Foods that will make or break a good night’s sleep
When sitting down to a meal, have you ever wondered what effect your food will have on your sleep? Evidence suggests that certain kinds of foods and when you eat them can significantly influence how well you sleep.
The Sleep Health Foundation suggests that, as a rule, a healthy, balanced diet will boost your wellbeing and provide you with the right amount of energy to get through the day – and to bedtime. You should aim to allow two to three hours between having your last meal and skipping off to bed, but you should try not to go to sleep hungry either.

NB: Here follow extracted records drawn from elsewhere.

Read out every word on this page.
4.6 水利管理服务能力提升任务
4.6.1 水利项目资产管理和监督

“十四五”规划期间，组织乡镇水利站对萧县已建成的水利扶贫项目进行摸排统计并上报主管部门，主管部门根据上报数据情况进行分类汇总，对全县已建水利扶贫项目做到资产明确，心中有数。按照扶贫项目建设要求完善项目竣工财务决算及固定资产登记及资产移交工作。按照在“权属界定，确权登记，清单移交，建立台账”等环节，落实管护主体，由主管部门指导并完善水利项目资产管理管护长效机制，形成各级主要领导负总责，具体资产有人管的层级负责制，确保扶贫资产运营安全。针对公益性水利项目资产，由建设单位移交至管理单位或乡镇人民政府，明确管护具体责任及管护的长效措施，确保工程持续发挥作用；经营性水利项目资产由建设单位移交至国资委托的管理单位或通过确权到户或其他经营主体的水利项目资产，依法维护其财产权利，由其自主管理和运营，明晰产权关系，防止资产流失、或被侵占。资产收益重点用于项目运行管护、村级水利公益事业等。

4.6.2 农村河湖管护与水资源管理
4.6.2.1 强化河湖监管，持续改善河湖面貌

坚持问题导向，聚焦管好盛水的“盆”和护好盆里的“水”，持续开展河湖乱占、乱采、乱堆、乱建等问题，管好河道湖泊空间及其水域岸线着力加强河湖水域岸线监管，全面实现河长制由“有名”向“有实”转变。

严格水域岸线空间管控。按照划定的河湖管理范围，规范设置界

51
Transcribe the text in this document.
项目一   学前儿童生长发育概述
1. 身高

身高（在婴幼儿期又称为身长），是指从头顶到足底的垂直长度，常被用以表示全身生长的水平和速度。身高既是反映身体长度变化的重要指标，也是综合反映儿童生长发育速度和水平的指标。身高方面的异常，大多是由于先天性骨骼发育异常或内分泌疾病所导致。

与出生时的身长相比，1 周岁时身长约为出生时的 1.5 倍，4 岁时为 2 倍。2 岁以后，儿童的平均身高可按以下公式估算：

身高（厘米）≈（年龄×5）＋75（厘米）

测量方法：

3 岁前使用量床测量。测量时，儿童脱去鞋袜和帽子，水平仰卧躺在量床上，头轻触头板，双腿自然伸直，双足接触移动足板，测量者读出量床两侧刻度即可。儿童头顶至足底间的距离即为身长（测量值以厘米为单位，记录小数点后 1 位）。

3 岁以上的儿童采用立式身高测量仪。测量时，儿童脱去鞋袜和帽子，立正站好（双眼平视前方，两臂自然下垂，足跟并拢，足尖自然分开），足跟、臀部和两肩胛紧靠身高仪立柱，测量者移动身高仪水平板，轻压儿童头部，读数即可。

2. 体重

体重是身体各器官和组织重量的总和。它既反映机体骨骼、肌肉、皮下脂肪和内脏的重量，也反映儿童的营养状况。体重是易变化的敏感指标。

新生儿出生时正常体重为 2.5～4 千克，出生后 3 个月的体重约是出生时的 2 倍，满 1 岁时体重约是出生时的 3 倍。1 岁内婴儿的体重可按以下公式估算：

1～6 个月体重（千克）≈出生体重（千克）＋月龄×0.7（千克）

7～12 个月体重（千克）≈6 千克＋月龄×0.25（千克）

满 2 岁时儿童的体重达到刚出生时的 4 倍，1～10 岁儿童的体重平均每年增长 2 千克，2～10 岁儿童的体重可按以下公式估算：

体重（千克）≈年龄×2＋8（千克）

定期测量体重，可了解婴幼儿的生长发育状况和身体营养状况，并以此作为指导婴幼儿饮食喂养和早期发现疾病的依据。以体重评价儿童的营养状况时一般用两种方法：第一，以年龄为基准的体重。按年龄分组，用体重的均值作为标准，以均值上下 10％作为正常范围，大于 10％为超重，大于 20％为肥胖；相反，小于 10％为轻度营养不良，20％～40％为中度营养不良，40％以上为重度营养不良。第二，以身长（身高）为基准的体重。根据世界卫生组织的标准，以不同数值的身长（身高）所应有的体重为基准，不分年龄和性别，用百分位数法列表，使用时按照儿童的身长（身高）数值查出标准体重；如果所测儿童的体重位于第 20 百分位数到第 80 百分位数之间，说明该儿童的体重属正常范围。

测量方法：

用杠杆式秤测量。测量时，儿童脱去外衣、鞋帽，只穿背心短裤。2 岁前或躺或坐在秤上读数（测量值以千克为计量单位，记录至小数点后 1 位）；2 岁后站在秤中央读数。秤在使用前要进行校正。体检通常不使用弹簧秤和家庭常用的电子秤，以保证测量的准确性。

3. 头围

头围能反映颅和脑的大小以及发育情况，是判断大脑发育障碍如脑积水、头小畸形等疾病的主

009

Particular foods can go a long way in either making or breaking a good night’s sleep. Generally, your body will struggle to process foods that are rich or heavy, highly acidic or that contain caffeine. Your digestive system is designed to slow down by around 50 per cent when you’re asleep, so eating foods that provide your body with energy will be counterproductive to the natural process.
Foods best not consumed close to bedtime include:
- protein-rich foods such as chicken and eggs
- sugar-laden foods such as boxed cereal or fruit yogurt
- takeaway-style foods such as cheeseburgers
- heavily spiced foods such as Indian curries
- dark chocolate
- all alcohol, particularly wine
- coffee and black tea.
According to the Sleep Health Foundation, going to bed on an empty stomach can also affect your quality of sleep. A rumbly tummy can keep you awake at night, but light snack foods containing sleep-promoting magnesium, tryptophan or melatonin may help to have you nodding off sooner.
Good snack foods before bedtime include:
- plain popcorn
- cheese and crackers
- plain yoghurt
- peanut butter
- sweet potato
- valerian tea
What foods do you try to avoid before bedtime? Are there any that you’ve found help you have a better night’s sleep?